Progressive taxation, of course, could survive for modest purposes even if Dworkin’s strong egalitarian agenda breaks down. But he would have done far better then to have forgotten his elaborate social theory and to have consulted instead the extensive economic social-welfarist public finance literature, which seeks to reconcile the desire for a greater equality of wealth with the efficiency concerns of higher levels of output. That literature outlines the key assumptions needed to make the progressive tax work: rapidly diminishing value of wealth coupled with high labor inelasticity (the nonresponsive nature of effort to higher taxes).

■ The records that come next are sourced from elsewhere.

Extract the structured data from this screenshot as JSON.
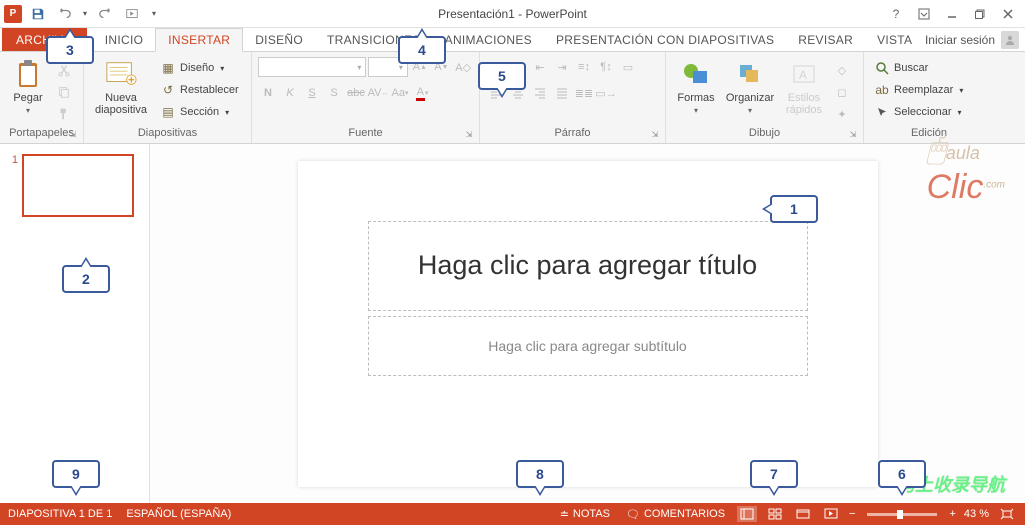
{
  "title": "Presentación1 - PowerPoint",
  "signin": "Iniciar sesión",
  "tabs": {
    "file": "ARCHIVO",
    "home": "INICIO",
    "insert": "INSERTAR",
    "design": "DISEÑO",
    "transitions": "TRANSICIONES",
    "animations": "ANIMACIONES",
    "slideshow": "PRESENTACIÓN CON DIAPOSITIVAS",
    "review": "REVISAR",
    "view": "VISTA"
  },
  "ribbon": {
    "clipboard": {
      "label": "Portapapeles",
      "paste": "Pegar"
    },
    "slides": {
      "label": "Diapositivas",
      "new": "Nueva\ndiapositiva",
      "layout": "Diseño",
      "reset": "Restablecer",
      "section": "Sección"
    },
    "font": {
      "label": "Fuente"
    },
    "paragraph": {
      "label": "Párrafo"
    },
    "drawing": {
      "label": "Dibujo",
      "shapes": "Formas",
      "arrange": "Organizar",
      "styles": "Estilos\nrápidos"
    },
    "editing": {
      "label": "Edición",
      "find": "Buscar",
      "replace": "Reemplazar",
      "select": "Seleccionar"
    }
  },
  "slide": {
    "number": "1",
    "title_placeholder": "Haga clic para agregar título",
    "subtitle_placeholder": "Haga clic para agregar subtítulo"
  },
  "status": {
    "slide_count": "DIAPOSITIVA 1 DE 1",
    "language": "ESPAÑOL (ESPAÑA)",
    "notes": "NOTAS",
    "comments": "COMENTARIOS",
    "zoom": "43 %"
  },
  "callouts": {
    "c1": "1",
    "c2": "2",
    "c3": "3",
    "c4": "4",
    "c5": "5",
    "c7": "7",
    "c8": "8",
    "c9": "9"
  },
  "watermarks": {
    "aula": "aula",
    "clic": "Clic",
    "com": ".com",
    "cn": "马上收录导航"
  }
}
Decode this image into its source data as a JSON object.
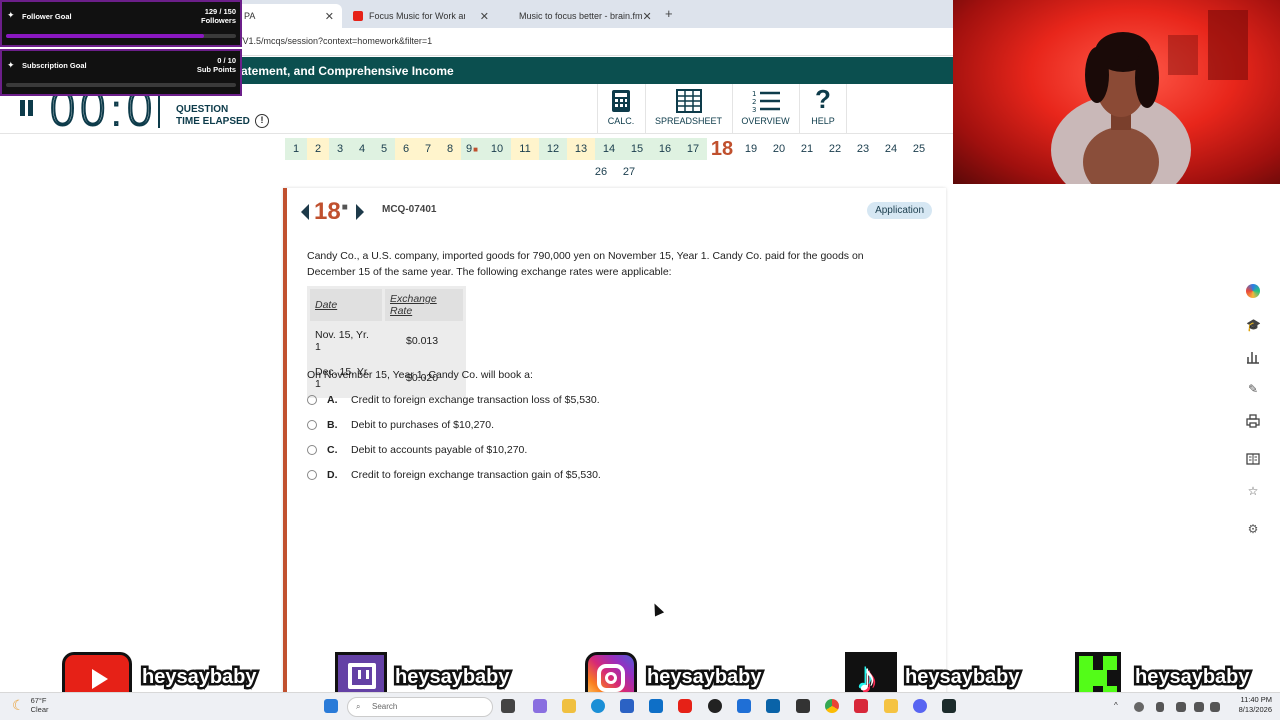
{
  "browser": {
    "tabs": [
      {
        "label": "PA"
      },
      {
        "label": "Focus Music for Work and S"
      },
      {
        "label": "Music to focus better - brain.fm"
      }
    ],
    "url": "/V1.5/mcqs/session?context=homework&filter=1"
  },
  "app": {
    "title": "atement, and Comprehensive Income",
    "timer": "00:0",
    "time_label_1": "QUESTION",
    "time_label_2": "TIME ELAPSED",
    "info": "!",
    "tools": [
      {
        "label": "CALC.",
        "icon": "calculator-icon"
      },
      {
        "label": "SPREADSHEET",
        "icon": "spreadsheet-icon"
      },
      {
        "label": "OVERVIEW",
        "icon": "overview-list-icon"
      },
      {
        "label": "HELP",
        "icon": "help-icon"
      }
    ]
  },
  "question_numbers": {
    "row1": [
      {
        "n": "1",
        "status": "answered"
      },
      {
        "n": "2",
        "status": "flagged"
      },
      {
        "n": "3",
        "status": "answered"
      },
      {
        "n": "4",
        "status": "answered"
      },
      {
        "n": "5",
        "status": "answered"
      },
      {
        "n": "6",
        "status": "flagged"
      },
      {
        "n": "7",
        "status": "flagged"
      },
      {
        "n": "8",
        "status": "flagged"
      },
      {
        "n": "9",
        "status": "answered",
        "bookmark": true
      },
      {
        "n": "10",
        "status": "answered"
      },
      {
        "n": "11",
        "status": "flagged"
      },
      {
        "n": "12",
        "status": "answered"
      },
      {
        "n": "13",
        "status": "flagged"
      },
      {
        "n": "14",
        "status": "answered"
      },
      {
        "n": "15",
        "status": "answered"
      },
      {
        "n": "16",
        "status": "answered"
      },
      {
        "n": "17",
        "status": "answered"
      },
      {
        "n": "18",
        "status": "current"
      },
      {
        "n": "19",
        "status": "unanswered"
      },
      {
        "n": "20",
        "status": "unanswered"
      },
      {
        "n": "21",
        "status": "unanswered"
      },
      {
        "n": "22",
        "status": "unanswered"
      },
      {
        "n": "23",
        "status": "unanswered"
      },
      {
        "n": "24",
        "status": "unanswered"
      },
      {
        "n": "25",
        "status": "unanswered"
      }
    ],
    "row2": [
      {
        "n": "26",
        "status": "unanswered"
      },
      {
        "n": "27",
        "status": "unanswered"
      }
    ]
  },
  "question": {
    "number": "18",
    "id": "MCQ-07401",
    "category": "Application",
    "stem": "Candy Co., a U.S. company, imported goods for 790,000 yen on November 15, Year 1. Candy Co. paid for the goods on December 15 of the same year. The following exchange rates were applicable:",
    "table": {
      "headers": [
        "Date",
        "Exchange Rate"
      ],
      "rows": [
        [
          "Nov. 15, Yr. 1",
          "$0.013"
        ],
        [
          "Dec. 15, Yr. 1",
          "$0.020"
        ]
      ]
    },
    "prompt": "On November 15, Year 1, Candy Co. will book a:",
    "choices": [
      {
        "letter": "A.",
        "text": "Credit to foreign exchange transaction loss of $5,530."
      },
      {
        "letter": "B.",
        "text": "Debit to purchases of $10,270."
      },
      {
        "letter": "C.",
        "text": "Debit to accounts payable of $10,270."
      },
      {
        "letter": "D.",
        "text": "Credit to foreign exchange transaction gain of $5,530."
      }
    ]
  },
  "sidebar_icons": [
    "copilot-icon",
    "graduation-cap-icon",
    "bar-chart-icon",
    "edit-icon",
    "print-icon",
    "reader-icon",
    "star-icon",
    "settings-icon"
  ],
  "overlay": {
    "follower_goal": {
      "title": "Follower Goal",
      "count": "129 / 150",
      "unit": "Followers",
      "progress": 0.86
    },
    "subscription_goal": {
      "title": "Subscription Goal",
      "count": "0 / 10",
      "unit": "Sub Points",
      "progress": 0.0
    }
  },
  "socials": [
    {
      "platform": "youtube-icon",
      "handle": "heysaybaby",
      "color": "#e62117"
    },
    {
      "platform": "twitch-icon",
      "handle": "heysaybaby",
      "color": "#6441a5"
    },
    {
      "platform": "instagram-icon",
      "handle": "heysaybaby",
      "color": "#d62976"
    },
    {
      "platform": "tiktok-icon",
      "handle": "heysaybaby",
      "color": "#111111"
    },
    {
      "platform": "kick-icon",
      "handle": "heysaybaby",
      "color": "#53fc18"
    }
  ],
  "taskbar": {
    "weather_temp": "67°F",
    "weather_desc": "Clear",
    "search_placeholder": "Search",
    "time": "11:40 PM",
    "date": "8/13/2026"
  },
  "colors": {
    "accent": "#c0502e",
    "header": "#0b4f4f",
    "answered": "#dff2e1",
    "flagged": "#fff4cc"
  }
}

If these assumptions are met, then any net utility gains have to be large enough to justify the extensive system of administrative control necessary to prevent the shifting of income across tax periods and across individuals, and the system has to take into account the serious public choice risk that the legislature will set the tax too steep for its own good, prompting in response the political proliferation of dubious tax loopholes. The upshot may be some compression of wealth, but far less than is needed to create the equality of resources that Dworkin defends.

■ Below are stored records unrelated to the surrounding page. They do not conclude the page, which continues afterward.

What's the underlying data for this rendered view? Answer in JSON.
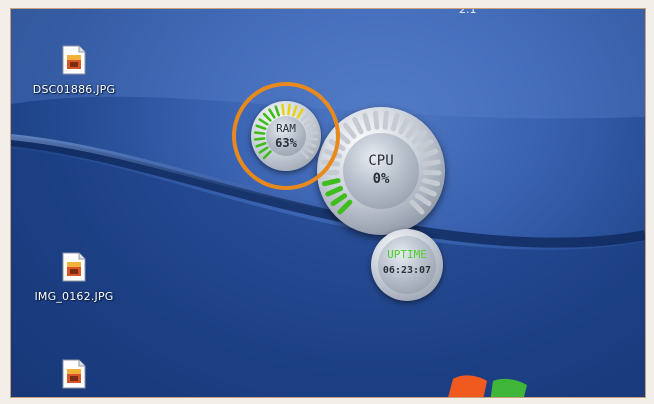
{
  "desktop": {
    "top_label": "2.1",
    "icons": [
      {
        "label": "DSC01886.JPG",
        "icon": "image-file-icon"
      },
      {
        "label": "IMG_0162.JPG",
        "icon": "image-file-icon"
      },
      {
        "label": "",
        "icon": "image-file-icon"
      }
    ]
  },
  "gadgets": {
    "ram": {
      "label": "RAM",
      "value": "63%",
      "percent": 63,
      "highlight_color": "#e8891e"
    },
    "cpu": {
      "label": "CPU",
      "value": "0%",
      "percent": 0
    },
    "uptime": {
      "label": "UPTIME",
      "value": "06:23:07"
    }
  },
  "colors": {
    "gauge_green": "#3fbd1c",
    "gauge_yellow": "#e4d21a",
    "gauge_off": "#c6cbd3",
    "uptime_label": "#4fd12a"
  }
}
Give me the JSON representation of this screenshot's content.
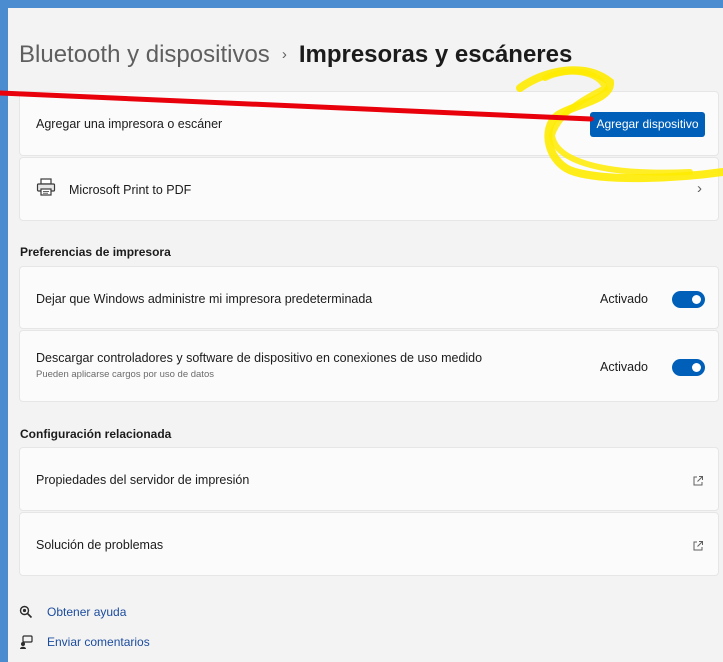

There is, however, a silver lining to all this. Given the difficulties in Dworkin’s system, it is certainly respectable to defend a conception of government that speaks of the equal liberties of all individuals to use their natural talents to the fullest, except insofar as it does not involve the use of force and fraud against others. That idea in turn invites a conception of equal (i.e. proportionate) taxes to share the costs of government needed to enforce these basic liberties and to provide the classic forms of infrastructure. Within this spare legal framework, one could then discuss what Dworkin never mentions, which is how various programs–price supports, acreage restrictions, protective tariffs, minimum wage laws, safety laws, antidiscrimination laws, family leave laws, etc., etc.–limit the options of the least well-off, and propose, as Dworkin never considers, the repeal of legislation that simultaneously injures liberty, equality, and prosperity. Finally, one could ask how best to fix the deficits in such stalwart programs as Social Security, Medicare, and welfare programs generally.

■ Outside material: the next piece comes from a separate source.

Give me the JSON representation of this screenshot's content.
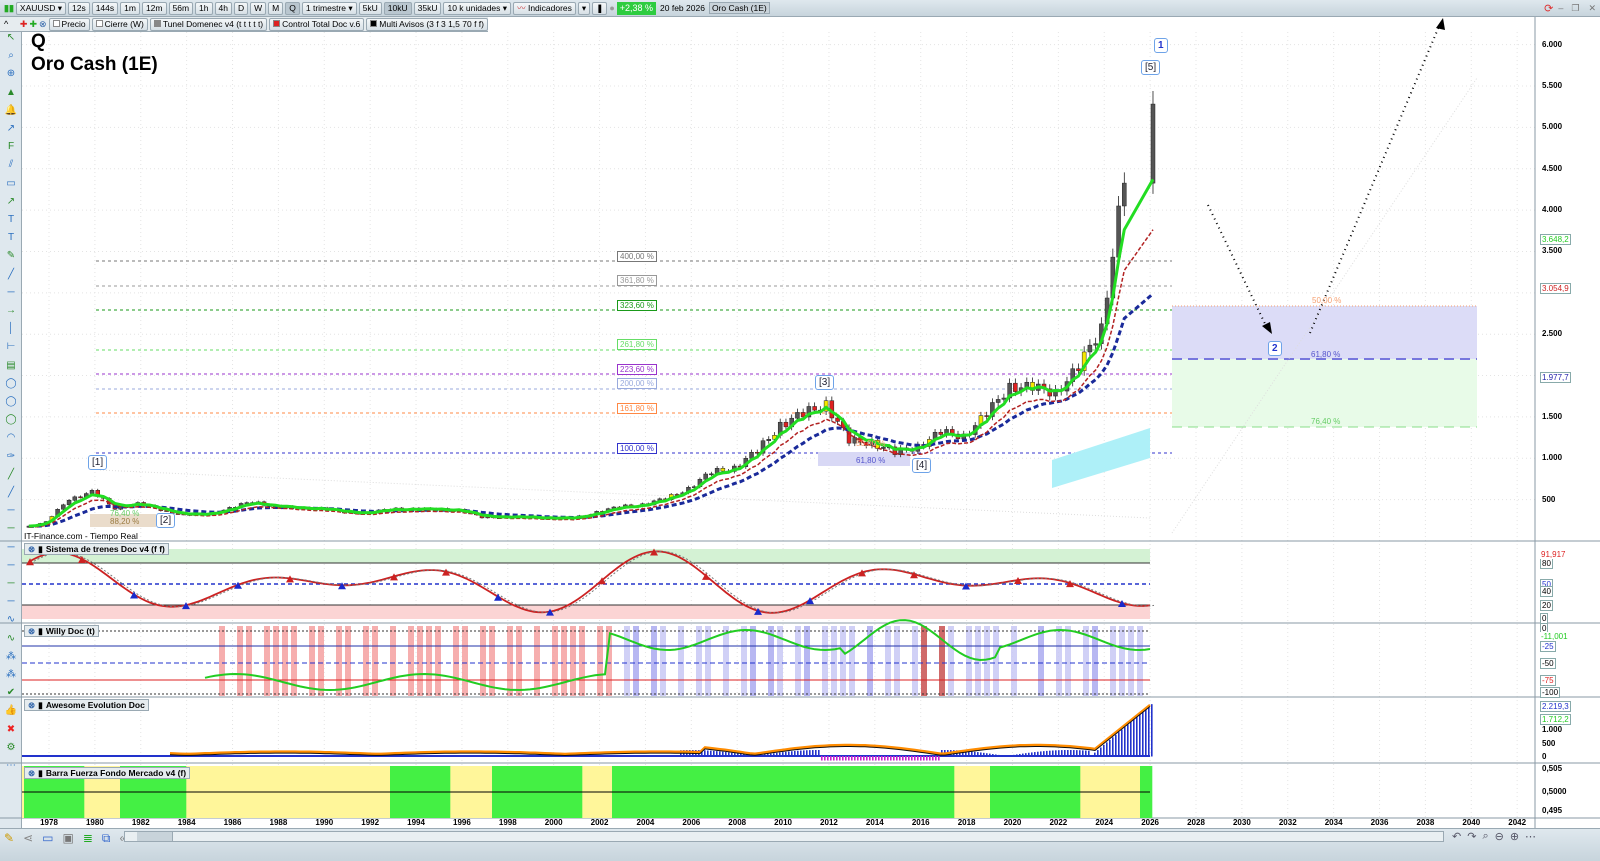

But Dworkin doesn’t face these challenges. First, he never argues against a coherent, systematic, and complete version of the rival laissez-faire, limited-government theories that he criticizes, and second, he never explains with the requisite level of institutional detail the legal and political structures needed to implement his own egalitarian program.
We all owe a debt to Dworkin for reminding us so forcefully that redistribution of wealth remains an important question on the political agenda, no matter how much libertarians might wish it away. But Dworkin owes a greater debt to the rest of us to explain how his unrelenting concern with equality of fortune can be implemented by the clumsy devices that modern government has at its disposal. As Shimon Peres said long ago: "The friends of liberty have done better by equality than the friends of equality have done by liberty."